I’m almost as obsessed with Dracula as Mina is in this novel. On the day it was released at my local independent bookstore, I bought it and read it in the store, while my housemate made full use of their free wifi and observed that I read with an “appalled” expression.
I didn’t know I read lesbian vampire sexploitation with an appalled look. I assumed it was more “amused.” That’s what this novel is, by the way. It exhumes Elizabeth Bathory, another torturer from history who ends up making dear old Vlad the Impaler look like a wannabe. This is a sequel in the sense that Huck Finn is a sequel: the story picks up again, but brings forward a different character, relegating the star of the first book to a supporting role.
Unlike Huck Finn, however, this sequel doesn’t elevate the story to even greater literature. Everything here is degenerated. The characters certainly are. If you thought the heroes in Dracula were a little too sickeningly heroic, you won’t have that problem this time. They’re all pretty trashy now.
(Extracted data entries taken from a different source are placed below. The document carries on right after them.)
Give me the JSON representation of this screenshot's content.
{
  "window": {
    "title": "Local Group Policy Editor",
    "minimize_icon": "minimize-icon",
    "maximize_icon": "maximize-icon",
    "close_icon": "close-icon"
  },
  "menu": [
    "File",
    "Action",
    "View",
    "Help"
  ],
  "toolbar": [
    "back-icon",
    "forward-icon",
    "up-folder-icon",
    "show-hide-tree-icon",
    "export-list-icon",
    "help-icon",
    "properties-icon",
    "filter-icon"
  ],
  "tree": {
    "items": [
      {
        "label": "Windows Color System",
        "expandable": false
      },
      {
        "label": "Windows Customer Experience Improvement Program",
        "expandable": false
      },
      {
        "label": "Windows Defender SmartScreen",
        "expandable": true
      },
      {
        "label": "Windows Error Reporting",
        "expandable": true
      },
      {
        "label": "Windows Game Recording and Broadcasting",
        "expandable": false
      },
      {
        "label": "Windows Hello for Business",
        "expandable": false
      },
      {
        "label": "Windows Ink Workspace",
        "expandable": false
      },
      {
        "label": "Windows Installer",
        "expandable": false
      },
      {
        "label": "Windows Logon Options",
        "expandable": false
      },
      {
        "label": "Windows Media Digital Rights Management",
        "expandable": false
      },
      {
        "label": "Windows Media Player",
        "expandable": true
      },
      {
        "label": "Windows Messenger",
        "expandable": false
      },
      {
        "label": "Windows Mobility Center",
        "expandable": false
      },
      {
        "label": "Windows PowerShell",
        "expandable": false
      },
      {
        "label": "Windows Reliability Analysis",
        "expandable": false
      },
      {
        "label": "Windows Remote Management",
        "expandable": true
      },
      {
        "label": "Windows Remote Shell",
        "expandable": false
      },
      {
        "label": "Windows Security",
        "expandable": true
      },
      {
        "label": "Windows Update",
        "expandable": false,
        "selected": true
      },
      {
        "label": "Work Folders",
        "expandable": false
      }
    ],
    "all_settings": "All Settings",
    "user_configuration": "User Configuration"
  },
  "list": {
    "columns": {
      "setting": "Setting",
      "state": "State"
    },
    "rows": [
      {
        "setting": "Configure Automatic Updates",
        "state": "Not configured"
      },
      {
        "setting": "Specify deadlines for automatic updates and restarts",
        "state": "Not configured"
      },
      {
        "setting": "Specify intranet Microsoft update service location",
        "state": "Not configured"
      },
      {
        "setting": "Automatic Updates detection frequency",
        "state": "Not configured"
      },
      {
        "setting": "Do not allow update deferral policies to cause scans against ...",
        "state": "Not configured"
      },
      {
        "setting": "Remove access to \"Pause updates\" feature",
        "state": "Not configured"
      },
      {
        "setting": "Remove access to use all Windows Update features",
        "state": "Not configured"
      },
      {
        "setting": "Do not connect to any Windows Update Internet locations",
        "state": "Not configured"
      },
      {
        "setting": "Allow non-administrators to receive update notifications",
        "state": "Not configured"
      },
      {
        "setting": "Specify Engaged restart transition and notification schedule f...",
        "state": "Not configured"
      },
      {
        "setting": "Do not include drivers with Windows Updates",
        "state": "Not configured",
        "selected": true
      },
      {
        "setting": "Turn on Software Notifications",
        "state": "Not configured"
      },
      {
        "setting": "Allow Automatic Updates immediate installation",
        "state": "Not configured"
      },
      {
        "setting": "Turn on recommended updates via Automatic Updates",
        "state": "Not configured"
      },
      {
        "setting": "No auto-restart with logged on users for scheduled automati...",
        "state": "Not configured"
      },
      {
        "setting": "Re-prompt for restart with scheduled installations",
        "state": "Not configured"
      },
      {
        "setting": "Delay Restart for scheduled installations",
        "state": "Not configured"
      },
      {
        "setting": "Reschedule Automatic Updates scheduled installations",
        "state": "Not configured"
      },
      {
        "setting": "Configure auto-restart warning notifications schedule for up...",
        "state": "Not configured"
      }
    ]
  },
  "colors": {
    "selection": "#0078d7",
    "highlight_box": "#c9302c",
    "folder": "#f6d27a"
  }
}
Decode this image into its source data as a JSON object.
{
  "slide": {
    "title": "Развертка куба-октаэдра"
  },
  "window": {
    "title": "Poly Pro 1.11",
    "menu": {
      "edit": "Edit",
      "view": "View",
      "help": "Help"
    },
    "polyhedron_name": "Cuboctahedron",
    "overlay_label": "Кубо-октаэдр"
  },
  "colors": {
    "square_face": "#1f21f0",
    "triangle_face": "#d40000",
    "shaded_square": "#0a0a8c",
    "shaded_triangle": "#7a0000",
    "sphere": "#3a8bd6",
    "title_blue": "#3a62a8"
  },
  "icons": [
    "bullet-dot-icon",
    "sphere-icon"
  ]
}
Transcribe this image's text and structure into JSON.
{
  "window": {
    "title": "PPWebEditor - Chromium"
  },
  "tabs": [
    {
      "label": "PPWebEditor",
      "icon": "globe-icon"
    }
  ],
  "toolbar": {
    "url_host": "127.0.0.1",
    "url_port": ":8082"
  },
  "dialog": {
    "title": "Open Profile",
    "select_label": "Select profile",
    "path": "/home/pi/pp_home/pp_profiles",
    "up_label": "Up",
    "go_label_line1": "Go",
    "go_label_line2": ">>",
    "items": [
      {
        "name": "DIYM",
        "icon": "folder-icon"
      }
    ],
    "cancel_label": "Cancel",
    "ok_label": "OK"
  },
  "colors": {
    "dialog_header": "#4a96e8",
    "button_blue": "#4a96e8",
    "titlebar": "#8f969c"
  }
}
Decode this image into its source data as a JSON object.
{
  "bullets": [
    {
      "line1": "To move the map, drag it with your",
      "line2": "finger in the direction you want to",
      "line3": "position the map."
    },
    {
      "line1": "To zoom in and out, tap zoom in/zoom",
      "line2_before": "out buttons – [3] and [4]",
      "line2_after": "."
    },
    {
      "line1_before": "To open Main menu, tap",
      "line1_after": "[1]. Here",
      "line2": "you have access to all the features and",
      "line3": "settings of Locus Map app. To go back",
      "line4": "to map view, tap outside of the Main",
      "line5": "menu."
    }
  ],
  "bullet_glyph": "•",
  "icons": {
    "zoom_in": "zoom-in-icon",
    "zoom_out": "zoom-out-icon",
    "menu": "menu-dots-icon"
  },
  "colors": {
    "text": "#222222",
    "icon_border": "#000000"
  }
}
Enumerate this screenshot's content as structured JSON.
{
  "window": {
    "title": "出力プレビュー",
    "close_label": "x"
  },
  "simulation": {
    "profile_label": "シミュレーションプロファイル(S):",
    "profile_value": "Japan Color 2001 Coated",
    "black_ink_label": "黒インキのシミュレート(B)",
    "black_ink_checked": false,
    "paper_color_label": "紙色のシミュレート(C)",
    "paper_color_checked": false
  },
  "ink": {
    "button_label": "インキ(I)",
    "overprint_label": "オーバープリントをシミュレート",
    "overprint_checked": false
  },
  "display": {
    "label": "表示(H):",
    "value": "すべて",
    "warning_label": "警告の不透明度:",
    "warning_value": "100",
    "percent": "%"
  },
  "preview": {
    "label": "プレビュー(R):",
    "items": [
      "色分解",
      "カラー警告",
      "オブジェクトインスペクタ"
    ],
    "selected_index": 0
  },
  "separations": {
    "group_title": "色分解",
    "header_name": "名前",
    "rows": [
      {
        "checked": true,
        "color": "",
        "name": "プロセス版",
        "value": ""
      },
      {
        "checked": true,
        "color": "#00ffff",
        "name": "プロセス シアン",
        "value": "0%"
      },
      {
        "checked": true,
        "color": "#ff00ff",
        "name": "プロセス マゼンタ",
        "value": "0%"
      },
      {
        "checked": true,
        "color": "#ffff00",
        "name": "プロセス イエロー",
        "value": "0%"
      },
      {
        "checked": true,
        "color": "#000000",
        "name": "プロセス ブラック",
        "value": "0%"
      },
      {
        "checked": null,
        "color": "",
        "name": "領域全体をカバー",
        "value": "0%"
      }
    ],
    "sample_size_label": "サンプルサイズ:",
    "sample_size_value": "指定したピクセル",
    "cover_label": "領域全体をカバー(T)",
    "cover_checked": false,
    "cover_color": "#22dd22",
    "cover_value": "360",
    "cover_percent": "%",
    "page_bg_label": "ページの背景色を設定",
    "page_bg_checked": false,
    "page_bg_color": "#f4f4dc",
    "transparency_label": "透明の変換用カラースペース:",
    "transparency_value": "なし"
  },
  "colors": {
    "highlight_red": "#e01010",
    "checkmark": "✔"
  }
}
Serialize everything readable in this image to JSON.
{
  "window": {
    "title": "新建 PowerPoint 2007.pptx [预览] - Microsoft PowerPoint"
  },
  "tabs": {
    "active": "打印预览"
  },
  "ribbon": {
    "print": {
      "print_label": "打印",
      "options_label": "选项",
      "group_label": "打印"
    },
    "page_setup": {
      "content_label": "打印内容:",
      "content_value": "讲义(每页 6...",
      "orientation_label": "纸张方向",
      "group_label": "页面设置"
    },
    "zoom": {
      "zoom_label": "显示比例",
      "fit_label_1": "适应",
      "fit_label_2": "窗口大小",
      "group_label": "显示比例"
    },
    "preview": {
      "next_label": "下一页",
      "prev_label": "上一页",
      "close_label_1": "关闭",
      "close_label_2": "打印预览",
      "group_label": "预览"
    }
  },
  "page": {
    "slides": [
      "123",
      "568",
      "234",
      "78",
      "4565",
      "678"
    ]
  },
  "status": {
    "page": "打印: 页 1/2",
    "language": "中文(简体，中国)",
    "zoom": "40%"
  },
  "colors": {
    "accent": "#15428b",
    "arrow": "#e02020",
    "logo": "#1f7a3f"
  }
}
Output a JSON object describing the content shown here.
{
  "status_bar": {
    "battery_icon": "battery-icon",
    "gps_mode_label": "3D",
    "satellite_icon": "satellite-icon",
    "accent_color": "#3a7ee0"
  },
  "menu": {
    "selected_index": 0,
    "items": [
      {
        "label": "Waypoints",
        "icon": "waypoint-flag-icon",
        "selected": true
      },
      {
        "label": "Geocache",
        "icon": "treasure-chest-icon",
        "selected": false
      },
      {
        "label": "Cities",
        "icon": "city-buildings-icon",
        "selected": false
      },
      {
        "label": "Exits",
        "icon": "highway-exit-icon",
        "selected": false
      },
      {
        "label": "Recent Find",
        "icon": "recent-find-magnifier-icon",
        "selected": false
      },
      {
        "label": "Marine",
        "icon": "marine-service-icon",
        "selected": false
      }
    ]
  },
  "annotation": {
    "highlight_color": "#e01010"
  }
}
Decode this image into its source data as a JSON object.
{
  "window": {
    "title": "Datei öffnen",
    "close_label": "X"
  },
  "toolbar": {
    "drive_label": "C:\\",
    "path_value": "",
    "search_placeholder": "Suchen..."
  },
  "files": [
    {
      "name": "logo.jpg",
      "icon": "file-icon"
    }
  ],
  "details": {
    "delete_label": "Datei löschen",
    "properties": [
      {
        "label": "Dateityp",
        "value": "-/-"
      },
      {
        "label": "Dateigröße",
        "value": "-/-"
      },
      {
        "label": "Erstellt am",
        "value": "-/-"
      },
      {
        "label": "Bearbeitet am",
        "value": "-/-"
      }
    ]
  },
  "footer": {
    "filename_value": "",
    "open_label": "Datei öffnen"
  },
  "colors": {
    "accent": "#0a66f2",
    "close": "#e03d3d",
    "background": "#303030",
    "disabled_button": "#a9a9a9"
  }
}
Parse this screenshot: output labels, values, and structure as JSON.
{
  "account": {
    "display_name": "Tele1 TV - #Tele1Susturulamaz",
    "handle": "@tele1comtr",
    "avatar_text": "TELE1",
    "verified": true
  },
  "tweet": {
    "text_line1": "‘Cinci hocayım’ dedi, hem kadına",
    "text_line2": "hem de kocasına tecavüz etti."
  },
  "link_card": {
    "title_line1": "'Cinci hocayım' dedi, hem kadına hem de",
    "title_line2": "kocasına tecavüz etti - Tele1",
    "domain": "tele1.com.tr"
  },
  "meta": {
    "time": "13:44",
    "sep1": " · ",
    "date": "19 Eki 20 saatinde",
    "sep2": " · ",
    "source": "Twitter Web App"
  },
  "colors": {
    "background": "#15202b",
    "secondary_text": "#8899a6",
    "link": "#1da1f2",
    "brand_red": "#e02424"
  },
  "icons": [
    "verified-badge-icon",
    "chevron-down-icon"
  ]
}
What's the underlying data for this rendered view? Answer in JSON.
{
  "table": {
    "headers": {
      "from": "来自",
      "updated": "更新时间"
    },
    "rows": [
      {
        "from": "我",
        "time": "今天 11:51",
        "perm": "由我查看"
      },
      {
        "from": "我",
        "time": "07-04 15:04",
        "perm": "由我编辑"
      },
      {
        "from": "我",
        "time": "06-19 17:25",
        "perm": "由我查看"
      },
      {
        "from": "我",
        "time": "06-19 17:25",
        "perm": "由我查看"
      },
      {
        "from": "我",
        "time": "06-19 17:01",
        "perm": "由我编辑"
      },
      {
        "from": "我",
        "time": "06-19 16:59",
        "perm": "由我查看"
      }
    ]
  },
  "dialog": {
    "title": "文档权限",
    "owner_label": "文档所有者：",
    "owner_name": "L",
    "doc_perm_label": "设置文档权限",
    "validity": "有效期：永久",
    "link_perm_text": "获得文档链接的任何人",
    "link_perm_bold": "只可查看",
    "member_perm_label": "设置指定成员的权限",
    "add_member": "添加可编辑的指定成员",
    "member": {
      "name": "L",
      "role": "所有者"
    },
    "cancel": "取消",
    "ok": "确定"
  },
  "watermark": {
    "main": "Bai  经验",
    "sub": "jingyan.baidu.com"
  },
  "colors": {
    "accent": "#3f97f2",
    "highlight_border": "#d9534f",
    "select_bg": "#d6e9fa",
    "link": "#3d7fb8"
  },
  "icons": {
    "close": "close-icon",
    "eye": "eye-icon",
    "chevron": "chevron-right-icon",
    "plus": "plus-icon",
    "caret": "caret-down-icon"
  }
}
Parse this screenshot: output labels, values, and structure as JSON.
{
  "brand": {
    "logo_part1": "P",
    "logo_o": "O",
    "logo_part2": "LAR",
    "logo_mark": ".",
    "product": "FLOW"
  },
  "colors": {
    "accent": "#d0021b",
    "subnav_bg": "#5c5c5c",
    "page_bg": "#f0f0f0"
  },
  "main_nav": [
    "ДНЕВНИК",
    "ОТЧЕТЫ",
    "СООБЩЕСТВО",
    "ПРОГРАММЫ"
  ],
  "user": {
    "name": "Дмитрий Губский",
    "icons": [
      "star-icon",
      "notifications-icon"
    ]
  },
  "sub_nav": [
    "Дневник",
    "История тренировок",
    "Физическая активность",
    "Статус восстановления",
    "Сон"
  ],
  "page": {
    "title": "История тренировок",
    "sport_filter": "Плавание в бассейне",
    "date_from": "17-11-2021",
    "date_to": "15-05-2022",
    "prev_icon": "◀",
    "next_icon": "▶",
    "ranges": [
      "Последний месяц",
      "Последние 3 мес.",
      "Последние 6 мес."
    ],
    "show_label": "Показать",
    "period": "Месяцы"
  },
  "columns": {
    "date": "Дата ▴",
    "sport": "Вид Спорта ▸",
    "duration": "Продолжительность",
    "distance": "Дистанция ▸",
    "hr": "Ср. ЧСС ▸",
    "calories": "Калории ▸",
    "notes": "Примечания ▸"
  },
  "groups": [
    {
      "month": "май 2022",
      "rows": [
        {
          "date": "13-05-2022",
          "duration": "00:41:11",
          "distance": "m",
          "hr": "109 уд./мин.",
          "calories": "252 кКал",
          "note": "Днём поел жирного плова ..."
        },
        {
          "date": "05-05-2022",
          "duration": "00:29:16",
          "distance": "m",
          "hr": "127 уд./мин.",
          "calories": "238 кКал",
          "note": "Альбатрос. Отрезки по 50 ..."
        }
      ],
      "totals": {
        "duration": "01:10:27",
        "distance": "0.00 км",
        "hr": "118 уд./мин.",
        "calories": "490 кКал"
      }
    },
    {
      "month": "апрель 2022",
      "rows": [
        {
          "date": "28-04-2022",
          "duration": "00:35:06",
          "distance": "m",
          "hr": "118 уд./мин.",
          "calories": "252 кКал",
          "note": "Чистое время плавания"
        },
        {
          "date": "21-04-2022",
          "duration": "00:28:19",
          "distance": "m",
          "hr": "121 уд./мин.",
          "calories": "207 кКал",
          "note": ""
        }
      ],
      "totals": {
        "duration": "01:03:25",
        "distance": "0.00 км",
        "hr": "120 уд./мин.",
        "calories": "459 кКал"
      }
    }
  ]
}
In the original novel, gore is artfully portrayed, and sex is deliciously implied. In this sequel, we're hit over the head with both in 21st-Century obviousness. (No, on second thought, it’s tired, 20th-Century obviousness. And that’s late 20th Century--nobody’s speech in the book reflects the Edwardian Era.) This book is apparently the novelization of a movie in the works. Absolutely nothing in it is original. Even Bathory has been wakened before to be set on unmotivated rampages. This isn’t the sequel to a great classic; it’s the latest product from the vampire industry that has remained undead ever since.